Thursday, August 27, 2015

What if our Worship Music was as Multifaceted as the God we Worship? (Part 2)

One of my pet peeves as a Christian and as a pastor is that even though we serve and love and worship and trust a God Who is interesting, inventive, and unique, our worship music could hardly ever be called by those same adjectives.

There are three main areas that I find especially saddening given the God we worship. Last we looked at the first, The Lack of Variety in Themes and Subjects. This week we will also talk about the dearth of poetic genres in Christian worship music, while next week we will cover the lack of musical styles in Christian worship. 

You've been there before. You're in church. The band is playing. They are playing a song. It's a good song. But it's not the song you want to be singing. No, I'm not talking about a cover for the newest Hillsong hit. I'm talking about that time when you are there and you want to be singing your heart out to God about something going on in your life, but you can't. Not because you don't know what you want to say. Not because you don't feel like singing. But because the praise team is playing a song of worshipful celebration, and you want to sing a song asking God to actually show up. Or maybe you're singing a song about love and forgiveness, but you want God to bring your enemy to shame. 

Some people will tell you the problem is probably with you: "You are too depressed or too angry to worship God." But while for sure sometimes you are the problem, what if the problem this time is not a lack of faith or a lack of forgiveness, but the lack of a song of desperation in your praise team's repertoire, or the lack of a song of justice on the lips of  your brothers and sisters? 

Last week we discussed how our worship music as Christians tends to lack many prominent themes of Scriptural worship, in terms of what is said/sung about God. This may or may not be related to the problem we're looking at today. Someone could suggest that it is precisely because Christian worship music lacks certain themes and subjects, that it also lacks certain poetic forms or genres. While I suspect there is at least some correspondence between the two, I think it is also the case that the problem sometimes with our worship music is that we really only have one kind of worship music: praise music. 

The problem is that the Bible has way more kinds of worship music than just praise music. That means that the longing in your soul to sing something else in a moment of pain or oppression may not be your lack of maturity as a Christian, but the mark of the Holy Spirit working in your soul to express yourself honestly in His presence. 

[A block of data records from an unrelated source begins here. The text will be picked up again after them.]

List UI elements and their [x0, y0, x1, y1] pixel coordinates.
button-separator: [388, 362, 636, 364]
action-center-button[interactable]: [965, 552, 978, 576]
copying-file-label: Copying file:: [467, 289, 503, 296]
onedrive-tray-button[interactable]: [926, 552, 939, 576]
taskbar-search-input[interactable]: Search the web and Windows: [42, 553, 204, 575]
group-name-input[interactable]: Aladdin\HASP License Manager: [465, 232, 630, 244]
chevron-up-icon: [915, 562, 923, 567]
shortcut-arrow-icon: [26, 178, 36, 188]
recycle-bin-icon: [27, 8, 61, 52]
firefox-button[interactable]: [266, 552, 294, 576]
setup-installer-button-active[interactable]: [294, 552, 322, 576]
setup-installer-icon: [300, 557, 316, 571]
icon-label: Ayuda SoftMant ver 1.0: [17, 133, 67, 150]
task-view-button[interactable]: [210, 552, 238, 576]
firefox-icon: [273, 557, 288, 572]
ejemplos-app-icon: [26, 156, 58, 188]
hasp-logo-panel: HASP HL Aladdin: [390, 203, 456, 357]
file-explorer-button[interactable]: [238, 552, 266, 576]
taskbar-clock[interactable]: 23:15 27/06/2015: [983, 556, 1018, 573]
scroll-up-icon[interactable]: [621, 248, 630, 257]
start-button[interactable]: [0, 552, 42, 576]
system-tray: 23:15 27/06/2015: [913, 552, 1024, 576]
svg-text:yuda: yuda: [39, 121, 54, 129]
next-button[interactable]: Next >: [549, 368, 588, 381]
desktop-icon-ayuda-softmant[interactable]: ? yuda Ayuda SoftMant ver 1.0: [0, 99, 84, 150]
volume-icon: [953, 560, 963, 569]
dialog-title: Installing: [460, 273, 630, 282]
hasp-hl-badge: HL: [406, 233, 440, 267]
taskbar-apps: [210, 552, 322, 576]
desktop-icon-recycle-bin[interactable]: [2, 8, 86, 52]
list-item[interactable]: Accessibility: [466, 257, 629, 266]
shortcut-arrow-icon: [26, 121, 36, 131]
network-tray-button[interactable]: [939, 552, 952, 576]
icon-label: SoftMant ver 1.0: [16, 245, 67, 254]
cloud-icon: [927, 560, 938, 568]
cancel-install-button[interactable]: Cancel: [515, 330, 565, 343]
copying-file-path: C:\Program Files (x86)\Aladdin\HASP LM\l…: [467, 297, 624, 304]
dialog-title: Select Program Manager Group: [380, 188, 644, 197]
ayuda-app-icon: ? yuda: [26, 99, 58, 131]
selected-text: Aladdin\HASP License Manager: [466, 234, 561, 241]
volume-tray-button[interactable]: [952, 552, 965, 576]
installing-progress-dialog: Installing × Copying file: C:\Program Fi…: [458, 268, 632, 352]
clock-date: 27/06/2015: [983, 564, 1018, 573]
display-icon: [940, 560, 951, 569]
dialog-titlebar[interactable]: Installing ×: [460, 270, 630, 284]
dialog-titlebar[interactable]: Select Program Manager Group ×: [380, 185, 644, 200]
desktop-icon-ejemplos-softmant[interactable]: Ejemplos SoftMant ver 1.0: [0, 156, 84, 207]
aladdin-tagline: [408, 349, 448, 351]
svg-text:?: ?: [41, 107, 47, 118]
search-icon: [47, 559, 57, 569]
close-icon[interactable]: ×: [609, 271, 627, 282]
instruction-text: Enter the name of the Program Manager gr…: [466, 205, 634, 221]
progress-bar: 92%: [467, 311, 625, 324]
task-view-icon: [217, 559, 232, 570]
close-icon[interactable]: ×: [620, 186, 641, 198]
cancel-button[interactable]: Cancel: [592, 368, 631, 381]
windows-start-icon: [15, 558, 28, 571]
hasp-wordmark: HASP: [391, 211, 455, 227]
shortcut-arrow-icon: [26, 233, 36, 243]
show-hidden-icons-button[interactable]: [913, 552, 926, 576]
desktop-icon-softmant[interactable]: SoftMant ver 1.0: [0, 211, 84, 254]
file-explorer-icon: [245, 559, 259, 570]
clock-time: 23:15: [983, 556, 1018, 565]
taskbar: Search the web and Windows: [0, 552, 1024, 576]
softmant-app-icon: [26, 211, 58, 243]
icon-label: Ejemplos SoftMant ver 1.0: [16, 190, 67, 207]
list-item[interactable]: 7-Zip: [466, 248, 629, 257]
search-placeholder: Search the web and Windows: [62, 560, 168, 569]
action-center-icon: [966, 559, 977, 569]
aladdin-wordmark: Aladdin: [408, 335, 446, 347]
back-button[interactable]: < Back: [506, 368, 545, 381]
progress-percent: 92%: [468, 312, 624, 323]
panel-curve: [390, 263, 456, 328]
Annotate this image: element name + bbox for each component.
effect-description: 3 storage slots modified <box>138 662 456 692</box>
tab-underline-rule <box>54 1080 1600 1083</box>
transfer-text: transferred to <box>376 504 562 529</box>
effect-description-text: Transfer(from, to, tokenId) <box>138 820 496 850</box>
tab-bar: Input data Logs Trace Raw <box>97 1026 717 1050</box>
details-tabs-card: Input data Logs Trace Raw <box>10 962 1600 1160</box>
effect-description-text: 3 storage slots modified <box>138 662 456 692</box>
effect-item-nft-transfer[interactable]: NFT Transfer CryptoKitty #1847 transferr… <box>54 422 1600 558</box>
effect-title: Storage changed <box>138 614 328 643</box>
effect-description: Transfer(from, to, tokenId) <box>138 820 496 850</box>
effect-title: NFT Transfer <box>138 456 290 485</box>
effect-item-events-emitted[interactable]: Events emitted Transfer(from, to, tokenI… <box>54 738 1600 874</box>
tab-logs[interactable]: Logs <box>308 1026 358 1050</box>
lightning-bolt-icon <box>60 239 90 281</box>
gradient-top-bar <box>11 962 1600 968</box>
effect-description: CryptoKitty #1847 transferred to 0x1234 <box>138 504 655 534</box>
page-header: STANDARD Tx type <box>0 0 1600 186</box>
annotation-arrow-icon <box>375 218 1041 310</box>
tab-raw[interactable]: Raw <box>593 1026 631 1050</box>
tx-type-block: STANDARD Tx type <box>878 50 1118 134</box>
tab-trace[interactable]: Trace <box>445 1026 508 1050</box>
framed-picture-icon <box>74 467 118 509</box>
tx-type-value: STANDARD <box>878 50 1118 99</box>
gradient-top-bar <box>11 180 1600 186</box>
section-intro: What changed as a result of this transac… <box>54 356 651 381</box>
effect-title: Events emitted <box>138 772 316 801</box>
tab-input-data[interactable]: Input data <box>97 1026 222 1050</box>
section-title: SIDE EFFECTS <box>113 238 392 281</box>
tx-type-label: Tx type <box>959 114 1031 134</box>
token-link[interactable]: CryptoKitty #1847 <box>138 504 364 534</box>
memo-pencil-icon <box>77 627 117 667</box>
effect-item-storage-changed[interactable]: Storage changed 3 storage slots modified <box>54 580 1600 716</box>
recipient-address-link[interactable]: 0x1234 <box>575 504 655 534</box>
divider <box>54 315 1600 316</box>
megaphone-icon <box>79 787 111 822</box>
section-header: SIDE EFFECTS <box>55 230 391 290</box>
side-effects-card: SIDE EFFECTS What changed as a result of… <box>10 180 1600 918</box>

Jesus is famous for saying in John 4.23, "But the time is coming, and now is that time, when genuine worshipers will worship the Father in the Spirit and in truth, and in fact the Father is looking for those kind of people worshiping Him." But gives us two questions: 1) How can we worship in the Spirit, if we don't allow for the Spirit to express Himself however He wants? and 2) How can we worship in truth, if our hearts are not able to express in worship what truly is in them? 

This is not just a question of content or theme, because in fact you can sing about the same themes if very different ways. For example, I can praise God for the love that He always gives me, or I can ask God to reveal  His love to me, or even I can humbly remind God that because He loves me, He is committed to keeping His promises to me. 

The point is the Bible gives us a lot of kinds of poetic genres to use in worship, or in other words God wants us to be able to praise Him in worship (Psalm 150) as much as He wants us to be able to cry out in pain (Ps. 88) and desperation in worship (Ps. 22) as much as He wants us to reflect on the nature of the world (Ps. 1) as much as He wants us to cry out for justice/vengeance (Ps. 137) as much as He wants us to repent of our sins in worship (Ps. 51) as much as He wants us to beg for the needs that we have in worship (Ps. 86) as much as He wants us to celebrate Who He is and what He has done (Ps. 136) as much as He wants us to claim the promises He has given us in worship (Ps. 50). 

The book of psalms has many examples of all those poetic forms of songs. Sometimes a praise song is not want the community or an individual needs, sometimes we need to beg for God to avenge the wrongs done to us, other times we need to lament the wait of Christ's return or intervention into our problems. 

So don't be afraid to look for worship music that allows you to express all you need and want to God, and don't be afraid to demand it (humbly) from your church leadership, since they owe it to God and to you to open up the beautiful bounty of God's given forms of worship music, as much as they owe it to God and to you to worship God in all His Multifacetedness.